Nari Ward examines societal issues—such as citizenship, cultural consumption, discrimination, and poverty—with personal connections, reflecting his experiences growing up in Jamaica and working as an artist in Harlem. Ward’s art is often composed of the discards of consumerism—materials collected from his urban neighborhood—that reveal the diverse emotions inherent in everyday objects. His work helps to develop a viewer’s awareness and understanding of contemporary themes, through wordplay that explores the ambiguity of language or juxtapositions of technology with other found objects.
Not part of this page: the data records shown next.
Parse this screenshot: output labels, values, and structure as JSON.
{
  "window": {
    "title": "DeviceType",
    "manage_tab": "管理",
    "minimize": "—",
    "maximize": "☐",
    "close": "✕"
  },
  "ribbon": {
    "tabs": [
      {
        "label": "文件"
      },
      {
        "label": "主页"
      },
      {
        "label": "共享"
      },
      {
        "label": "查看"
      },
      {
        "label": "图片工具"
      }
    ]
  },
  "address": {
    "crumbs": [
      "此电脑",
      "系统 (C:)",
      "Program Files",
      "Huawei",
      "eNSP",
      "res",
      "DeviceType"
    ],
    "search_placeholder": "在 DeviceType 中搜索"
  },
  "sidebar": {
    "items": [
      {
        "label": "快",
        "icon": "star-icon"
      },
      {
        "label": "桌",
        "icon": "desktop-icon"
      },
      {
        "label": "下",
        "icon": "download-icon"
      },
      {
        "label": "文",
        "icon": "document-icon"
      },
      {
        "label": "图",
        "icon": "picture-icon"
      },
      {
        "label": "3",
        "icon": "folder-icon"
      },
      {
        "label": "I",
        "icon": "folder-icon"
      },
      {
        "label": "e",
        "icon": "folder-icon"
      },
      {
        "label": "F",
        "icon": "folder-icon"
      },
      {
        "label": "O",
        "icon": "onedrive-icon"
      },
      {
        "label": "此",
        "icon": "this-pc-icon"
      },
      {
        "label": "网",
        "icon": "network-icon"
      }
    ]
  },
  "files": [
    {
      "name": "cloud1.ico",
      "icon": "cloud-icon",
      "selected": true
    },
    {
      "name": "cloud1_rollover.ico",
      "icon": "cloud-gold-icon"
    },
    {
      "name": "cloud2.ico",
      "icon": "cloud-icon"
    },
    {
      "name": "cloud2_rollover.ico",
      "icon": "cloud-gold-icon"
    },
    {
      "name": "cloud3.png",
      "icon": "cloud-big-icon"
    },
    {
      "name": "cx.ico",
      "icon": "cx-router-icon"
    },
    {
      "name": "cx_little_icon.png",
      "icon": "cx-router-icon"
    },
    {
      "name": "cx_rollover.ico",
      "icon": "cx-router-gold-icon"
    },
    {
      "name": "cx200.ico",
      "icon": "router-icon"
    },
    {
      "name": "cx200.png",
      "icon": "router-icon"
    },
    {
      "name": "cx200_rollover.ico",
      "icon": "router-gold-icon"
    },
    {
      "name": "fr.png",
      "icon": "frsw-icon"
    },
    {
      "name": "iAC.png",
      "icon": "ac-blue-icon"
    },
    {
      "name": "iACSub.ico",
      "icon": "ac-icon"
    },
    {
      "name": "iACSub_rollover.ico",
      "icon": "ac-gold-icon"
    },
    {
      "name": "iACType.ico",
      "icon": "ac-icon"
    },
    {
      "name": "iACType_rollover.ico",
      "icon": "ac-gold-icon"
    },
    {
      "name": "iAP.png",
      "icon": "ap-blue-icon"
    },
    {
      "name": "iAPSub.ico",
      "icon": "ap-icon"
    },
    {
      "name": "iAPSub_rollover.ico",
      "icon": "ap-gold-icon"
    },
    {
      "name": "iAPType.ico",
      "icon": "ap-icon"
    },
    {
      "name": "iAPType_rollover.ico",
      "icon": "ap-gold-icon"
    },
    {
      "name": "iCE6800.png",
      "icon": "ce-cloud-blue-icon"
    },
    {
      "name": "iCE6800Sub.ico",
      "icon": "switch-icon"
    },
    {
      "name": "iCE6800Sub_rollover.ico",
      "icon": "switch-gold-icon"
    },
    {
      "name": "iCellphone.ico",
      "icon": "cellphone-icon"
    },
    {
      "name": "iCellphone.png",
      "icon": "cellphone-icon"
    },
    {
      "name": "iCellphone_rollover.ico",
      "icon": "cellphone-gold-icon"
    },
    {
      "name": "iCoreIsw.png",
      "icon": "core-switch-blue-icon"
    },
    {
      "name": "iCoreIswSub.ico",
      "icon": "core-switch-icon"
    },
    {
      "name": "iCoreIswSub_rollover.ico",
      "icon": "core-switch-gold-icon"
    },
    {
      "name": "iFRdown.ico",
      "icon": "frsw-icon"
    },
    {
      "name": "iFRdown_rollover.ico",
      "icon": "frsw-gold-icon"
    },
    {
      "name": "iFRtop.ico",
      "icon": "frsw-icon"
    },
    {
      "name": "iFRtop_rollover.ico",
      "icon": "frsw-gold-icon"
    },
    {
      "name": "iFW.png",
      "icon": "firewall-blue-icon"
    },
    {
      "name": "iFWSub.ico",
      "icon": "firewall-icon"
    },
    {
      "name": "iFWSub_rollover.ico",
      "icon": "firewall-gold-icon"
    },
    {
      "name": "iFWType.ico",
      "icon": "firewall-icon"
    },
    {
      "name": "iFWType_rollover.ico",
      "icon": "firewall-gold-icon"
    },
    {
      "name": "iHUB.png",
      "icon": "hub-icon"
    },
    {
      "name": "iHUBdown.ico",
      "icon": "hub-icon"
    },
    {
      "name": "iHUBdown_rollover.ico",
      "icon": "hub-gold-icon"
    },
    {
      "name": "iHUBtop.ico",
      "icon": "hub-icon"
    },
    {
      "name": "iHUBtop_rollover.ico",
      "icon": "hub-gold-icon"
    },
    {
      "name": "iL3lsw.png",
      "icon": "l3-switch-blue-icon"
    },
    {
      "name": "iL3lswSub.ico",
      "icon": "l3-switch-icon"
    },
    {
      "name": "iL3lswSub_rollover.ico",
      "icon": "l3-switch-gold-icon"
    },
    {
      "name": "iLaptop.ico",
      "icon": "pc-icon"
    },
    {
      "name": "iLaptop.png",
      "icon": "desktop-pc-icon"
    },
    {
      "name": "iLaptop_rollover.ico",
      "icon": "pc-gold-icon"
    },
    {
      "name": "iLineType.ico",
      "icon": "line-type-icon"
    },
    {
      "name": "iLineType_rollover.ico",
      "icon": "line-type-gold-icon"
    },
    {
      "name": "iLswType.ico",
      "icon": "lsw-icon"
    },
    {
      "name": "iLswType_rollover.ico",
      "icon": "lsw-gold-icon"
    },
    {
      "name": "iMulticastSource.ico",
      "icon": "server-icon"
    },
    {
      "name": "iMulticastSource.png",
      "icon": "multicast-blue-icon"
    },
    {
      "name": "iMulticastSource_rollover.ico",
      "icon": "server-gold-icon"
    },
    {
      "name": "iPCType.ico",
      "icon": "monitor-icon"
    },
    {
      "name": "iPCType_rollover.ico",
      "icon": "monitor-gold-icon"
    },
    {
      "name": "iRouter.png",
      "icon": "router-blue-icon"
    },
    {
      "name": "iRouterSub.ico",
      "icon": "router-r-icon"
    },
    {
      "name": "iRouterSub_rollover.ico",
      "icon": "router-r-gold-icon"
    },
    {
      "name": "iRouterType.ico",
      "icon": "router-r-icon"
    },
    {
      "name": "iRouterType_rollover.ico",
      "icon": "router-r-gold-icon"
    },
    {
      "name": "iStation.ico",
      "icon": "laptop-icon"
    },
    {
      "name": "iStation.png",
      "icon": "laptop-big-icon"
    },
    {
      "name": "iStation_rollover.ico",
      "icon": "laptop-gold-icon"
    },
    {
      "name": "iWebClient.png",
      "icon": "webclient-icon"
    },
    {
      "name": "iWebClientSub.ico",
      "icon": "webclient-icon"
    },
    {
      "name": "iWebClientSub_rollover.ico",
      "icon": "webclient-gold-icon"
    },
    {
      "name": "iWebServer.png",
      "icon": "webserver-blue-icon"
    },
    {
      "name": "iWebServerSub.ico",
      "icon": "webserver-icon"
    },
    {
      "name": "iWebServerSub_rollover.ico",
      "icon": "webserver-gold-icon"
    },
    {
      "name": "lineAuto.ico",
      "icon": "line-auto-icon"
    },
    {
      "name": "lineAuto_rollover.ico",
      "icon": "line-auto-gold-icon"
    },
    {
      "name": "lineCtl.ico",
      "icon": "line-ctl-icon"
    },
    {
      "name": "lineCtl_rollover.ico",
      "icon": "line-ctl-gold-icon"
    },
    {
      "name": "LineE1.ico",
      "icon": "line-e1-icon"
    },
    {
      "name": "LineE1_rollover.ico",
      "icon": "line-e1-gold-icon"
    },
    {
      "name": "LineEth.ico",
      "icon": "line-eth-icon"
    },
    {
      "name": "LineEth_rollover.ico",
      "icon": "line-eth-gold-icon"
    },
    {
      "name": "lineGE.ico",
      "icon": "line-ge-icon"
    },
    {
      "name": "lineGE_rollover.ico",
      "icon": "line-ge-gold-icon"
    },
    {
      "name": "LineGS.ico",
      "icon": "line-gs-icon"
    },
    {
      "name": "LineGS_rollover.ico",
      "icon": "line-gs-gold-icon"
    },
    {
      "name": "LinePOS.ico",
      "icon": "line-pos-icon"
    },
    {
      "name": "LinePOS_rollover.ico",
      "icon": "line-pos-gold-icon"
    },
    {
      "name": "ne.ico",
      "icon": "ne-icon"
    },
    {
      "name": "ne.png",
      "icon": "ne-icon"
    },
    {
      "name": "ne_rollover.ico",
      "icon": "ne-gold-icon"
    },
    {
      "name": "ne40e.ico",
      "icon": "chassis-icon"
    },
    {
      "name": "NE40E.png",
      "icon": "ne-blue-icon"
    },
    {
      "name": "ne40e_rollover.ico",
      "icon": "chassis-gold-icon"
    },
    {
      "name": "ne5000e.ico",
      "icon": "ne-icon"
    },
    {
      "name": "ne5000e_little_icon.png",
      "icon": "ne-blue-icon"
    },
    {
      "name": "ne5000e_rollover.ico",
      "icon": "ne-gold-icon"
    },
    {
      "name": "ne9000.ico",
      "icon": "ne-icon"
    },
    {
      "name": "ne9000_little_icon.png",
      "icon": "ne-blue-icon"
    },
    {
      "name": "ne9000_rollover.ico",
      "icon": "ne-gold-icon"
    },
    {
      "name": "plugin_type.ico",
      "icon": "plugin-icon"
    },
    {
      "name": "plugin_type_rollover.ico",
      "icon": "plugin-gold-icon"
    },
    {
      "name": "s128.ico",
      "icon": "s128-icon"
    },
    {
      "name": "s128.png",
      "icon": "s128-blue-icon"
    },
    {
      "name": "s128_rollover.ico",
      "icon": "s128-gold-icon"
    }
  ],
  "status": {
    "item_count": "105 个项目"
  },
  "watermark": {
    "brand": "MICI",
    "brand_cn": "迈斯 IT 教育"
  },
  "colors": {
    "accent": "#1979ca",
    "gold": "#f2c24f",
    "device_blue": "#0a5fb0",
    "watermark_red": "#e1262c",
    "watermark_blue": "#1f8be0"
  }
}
The FWM exhibition We the People highlighted recent, prominent installations and sculptural works by Ward. The eponymous new installation transcribed the opening phrase of the United States Constitution with shoelaces bored into the museum wall. These shoelaces were hand dyed during Ward’s residency. Ward believes that it is impossible to separate these three words from their strong association to the Constitution. He can, however, revolutionize the viewer’s reaction to them through the magnitude of the arrangement and adaptation of the piece.
After this exhibition, Ward completed a second work with FWM’s studio staff, a cross-stitched and embroidered quilt. Titled Homeland Sweet Homeland (2012), this densely textured work reconceives the Miranda rights—which are dictated by police to criminal suspects to ensure they understand their Fifth and Sixth Amendment rights—from the perspective of a US citizen. Upon closer inspection, this seemingly domestic wall hanging contains all manner of collaged found elements, including barbed wire, chains, silver spoons, and bullhorns.